Agradecimiento

Reflexiones por estas fechas. Tiempo de celebrar, pero hay que hacer una pausa.

Existen personas que recorren mundos fácilmente, que van dejando huellas que siempre miran adelante, cada paso la misma distancia, siempre la misma profundidad, tanto si es sobre la arena, hojas secas o nieve. Hay quien enfrenta el desastre con un gesto amable, y estamos también aquellos que elegimos andar por el filo del mundo y nos movemos sobre esa cuerda floja que se expande y se contrae al ritmo de la respiración del universo. Ya se va 2015, se difumina en el paisaje de ese viejo calendario al que le faltan días. Nochebuena, Navidad. Tiempo en familia, regalos y celebración. Hoy hago una pausa para hacer de esta pequeña reflexión un sincero agradecimiento.

Estimado señor tiempo:

Es de noche, estoy parada bajo un halo gigante de luz y te doy las gracias porque en estos últimos meses mi entender  sobre la Luna se ha expandido; por esa razón, mi comunicación con ella ha tomado un rumbo diferente. Hoy entiendo un poco sobre sus ciclos y su sabiduría, una sensación tibia y placentera envuelve mi corazón, lo que defino como algo parecido a la templanza que posee ese elemento maravilloso que nos alumbra por la noche.

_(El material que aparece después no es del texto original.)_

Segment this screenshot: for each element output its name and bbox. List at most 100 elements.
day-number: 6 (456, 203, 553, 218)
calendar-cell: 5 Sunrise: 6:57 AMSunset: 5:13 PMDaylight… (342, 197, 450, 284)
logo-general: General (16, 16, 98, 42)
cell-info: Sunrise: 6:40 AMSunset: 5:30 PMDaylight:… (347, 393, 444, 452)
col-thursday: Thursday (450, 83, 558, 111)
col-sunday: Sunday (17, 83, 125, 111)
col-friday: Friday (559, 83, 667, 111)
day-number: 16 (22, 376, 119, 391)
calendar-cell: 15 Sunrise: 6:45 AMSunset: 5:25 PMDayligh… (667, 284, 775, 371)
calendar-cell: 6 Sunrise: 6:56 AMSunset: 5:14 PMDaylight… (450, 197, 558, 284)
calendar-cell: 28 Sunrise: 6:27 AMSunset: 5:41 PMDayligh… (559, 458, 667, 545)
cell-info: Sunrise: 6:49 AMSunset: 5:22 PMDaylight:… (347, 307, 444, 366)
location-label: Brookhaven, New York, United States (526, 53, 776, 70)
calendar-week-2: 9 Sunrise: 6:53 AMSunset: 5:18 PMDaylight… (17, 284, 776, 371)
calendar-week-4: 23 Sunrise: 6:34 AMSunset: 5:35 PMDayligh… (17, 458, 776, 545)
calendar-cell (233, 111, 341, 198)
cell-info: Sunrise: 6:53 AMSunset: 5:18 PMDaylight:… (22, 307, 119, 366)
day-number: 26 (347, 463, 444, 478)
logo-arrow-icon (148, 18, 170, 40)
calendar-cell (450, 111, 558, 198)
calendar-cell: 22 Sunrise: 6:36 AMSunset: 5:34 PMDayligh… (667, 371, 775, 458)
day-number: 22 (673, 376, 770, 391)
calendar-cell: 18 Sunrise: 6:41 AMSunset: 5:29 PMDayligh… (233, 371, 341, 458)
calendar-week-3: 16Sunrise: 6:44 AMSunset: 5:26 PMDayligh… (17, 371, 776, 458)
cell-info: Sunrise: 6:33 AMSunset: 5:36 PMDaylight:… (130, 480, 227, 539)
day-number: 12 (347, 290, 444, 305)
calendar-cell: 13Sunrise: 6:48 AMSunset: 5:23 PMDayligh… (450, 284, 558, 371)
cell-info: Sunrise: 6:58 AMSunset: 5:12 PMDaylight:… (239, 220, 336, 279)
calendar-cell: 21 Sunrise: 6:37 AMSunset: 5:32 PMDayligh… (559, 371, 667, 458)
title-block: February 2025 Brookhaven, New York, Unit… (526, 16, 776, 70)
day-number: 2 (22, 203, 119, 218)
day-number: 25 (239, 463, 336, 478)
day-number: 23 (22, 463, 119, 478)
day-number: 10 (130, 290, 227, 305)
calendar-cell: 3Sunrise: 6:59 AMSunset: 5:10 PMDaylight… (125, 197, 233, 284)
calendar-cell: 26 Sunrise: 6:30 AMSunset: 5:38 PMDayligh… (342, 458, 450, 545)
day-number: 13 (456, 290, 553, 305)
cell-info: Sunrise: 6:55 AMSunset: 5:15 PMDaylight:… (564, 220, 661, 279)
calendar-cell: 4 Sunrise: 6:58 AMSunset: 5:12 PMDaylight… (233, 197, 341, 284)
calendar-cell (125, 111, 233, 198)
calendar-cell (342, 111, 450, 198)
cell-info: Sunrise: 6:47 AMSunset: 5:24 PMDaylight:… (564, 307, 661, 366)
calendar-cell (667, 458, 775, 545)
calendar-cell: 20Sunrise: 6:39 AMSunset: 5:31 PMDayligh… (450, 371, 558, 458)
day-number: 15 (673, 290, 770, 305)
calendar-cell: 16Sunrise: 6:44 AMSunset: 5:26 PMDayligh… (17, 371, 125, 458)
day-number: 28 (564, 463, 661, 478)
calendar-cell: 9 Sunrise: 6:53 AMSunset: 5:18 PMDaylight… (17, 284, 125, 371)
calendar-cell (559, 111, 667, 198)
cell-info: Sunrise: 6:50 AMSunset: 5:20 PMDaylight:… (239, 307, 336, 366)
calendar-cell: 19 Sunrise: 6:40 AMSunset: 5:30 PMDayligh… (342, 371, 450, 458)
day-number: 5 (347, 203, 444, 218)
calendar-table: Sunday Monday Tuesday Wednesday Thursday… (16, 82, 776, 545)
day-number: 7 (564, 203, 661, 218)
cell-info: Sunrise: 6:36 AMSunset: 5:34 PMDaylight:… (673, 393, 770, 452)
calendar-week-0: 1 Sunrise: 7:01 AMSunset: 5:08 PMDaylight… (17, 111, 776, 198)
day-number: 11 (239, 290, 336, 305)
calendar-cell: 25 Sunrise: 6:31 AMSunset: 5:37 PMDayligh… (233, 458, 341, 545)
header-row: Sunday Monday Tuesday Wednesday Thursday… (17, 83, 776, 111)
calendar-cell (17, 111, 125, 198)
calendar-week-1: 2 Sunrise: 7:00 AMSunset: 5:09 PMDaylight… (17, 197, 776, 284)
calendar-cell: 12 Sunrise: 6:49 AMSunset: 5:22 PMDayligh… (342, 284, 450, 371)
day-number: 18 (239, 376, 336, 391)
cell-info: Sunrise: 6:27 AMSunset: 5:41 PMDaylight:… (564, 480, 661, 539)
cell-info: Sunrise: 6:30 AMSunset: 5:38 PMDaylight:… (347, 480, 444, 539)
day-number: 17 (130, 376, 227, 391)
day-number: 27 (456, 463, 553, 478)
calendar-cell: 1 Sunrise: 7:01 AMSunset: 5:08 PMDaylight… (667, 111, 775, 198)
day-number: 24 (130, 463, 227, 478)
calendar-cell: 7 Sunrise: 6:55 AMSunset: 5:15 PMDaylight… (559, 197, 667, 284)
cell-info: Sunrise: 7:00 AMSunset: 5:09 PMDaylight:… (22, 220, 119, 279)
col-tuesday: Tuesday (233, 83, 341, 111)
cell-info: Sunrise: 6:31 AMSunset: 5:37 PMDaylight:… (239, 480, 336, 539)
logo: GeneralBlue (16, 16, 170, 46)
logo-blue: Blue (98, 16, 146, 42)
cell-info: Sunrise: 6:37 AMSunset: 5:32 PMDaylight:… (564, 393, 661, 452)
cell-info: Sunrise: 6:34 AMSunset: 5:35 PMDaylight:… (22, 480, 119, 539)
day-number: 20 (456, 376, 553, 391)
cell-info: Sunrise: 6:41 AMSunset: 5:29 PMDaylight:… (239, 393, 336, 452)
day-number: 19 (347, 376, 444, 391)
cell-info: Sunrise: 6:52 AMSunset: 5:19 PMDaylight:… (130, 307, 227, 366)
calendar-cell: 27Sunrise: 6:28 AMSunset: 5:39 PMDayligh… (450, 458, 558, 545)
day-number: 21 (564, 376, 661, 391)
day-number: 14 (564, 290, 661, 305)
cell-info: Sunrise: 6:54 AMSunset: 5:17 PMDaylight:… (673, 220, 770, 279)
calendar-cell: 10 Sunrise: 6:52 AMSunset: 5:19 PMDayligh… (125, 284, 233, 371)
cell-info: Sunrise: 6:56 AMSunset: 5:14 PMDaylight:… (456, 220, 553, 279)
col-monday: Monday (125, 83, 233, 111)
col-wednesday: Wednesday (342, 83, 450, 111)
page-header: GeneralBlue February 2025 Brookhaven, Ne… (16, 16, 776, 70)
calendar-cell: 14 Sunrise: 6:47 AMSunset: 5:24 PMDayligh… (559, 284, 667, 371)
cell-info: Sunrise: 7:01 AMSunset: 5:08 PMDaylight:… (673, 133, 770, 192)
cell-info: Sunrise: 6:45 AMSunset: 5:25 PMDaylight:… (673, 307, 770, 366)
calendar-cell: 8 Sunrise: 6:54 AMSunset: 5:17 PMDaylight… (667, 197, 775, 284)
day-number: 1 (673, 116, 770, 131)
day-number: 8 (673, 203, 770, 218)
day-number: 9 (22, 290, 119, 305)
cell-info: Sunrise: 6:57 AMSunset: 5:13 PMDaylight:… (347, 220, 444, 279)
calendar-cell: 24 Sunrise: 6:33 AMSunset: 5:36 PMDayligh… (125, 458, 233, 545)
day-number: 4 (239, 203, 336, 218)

Llevo mucho tiempo buscando y hoy a mis 42 años empiezo a sentir en mi interior un cosquilleo diferente, movimiento sutil provocado por el germinar de esas miles de preguntas. Hoy, vestida tan sólo por el crepúsculo de plata, siento latir dentro de mí el poder que redime mis dolores y mis pérdidas; no tengo palabras para agradecer esas lecciones que quizá no hayan cambiado radicalmente mi día a día, pero sí determinan la manera en que hoy me relaciono con el instante, con mi femineidad y mi ser humana.

Tiempo: infinitas gracias por bendecirme con el regalo más fantástico del que goza una mujer. Gracias por mis hijos, por verlos crecer sanos y contentos. Gracias por su ejemplo, por ese infinito manantial de amor que brota cada vez que los imagino. Gracias también por mis sentidos, vehículo de cada uno de mis placeres y mágico conducto entre mi alma y lo de afuera.

De pie, junto a mí, un hombre que es sabio y niño, que me regala aventura y seguridad al mismo tiempo, el que me ha hace entender que el amor, más que un apego precoz, es ese profundo deseo de maravillarte en los defectos y grandezas de alguien que te permite conocer su intimidad; es, entonces, cuando cobra un sentido profundo esta frase: el amor es un compromiso extremadamente placentero. Gracias 2015, por poner frente a mí a cada una de esas personas, seres necesarios y esenciales maestros en el arte de abrir el corazón; me siento infinitamente bendecida por esas viejas amistades con las que he compartido este camino, imposible haberlo hecho sin ellas. Gracias, porque soy la persona más afortunada del planeta, pues estoy rodeada de personas que no sólo me aman, sino que respetan mis procesos y comparten mis locuras. Gracias por darme el valor de escapar de las garras de la comodidad para aventurarme al gran misterio, porque hoy viajo más ligera y porque tengo muy presente que el amor incondicional nos abraza a cada instante. Me regalaste historias eternas escritas entre líneas de pequeños libros, conciertos maravillosos de esos cuervos que habitan en las copas de los árboles frente a mi ventana. Toda esa filosofía pura de sobremesa, tanto mundo, tanta vida, tantas portadas de periódico, tantas lágrimas y tantas sonrisas. Desde aquí, querida vida, universo, Dios, tiempo, desde esta noche fantástica me detengo para sentir el bálsamo del agradecimiento, y desde ese mismo espacio les deseo de todo corazón un muy feliz 2016 a todos ustedes.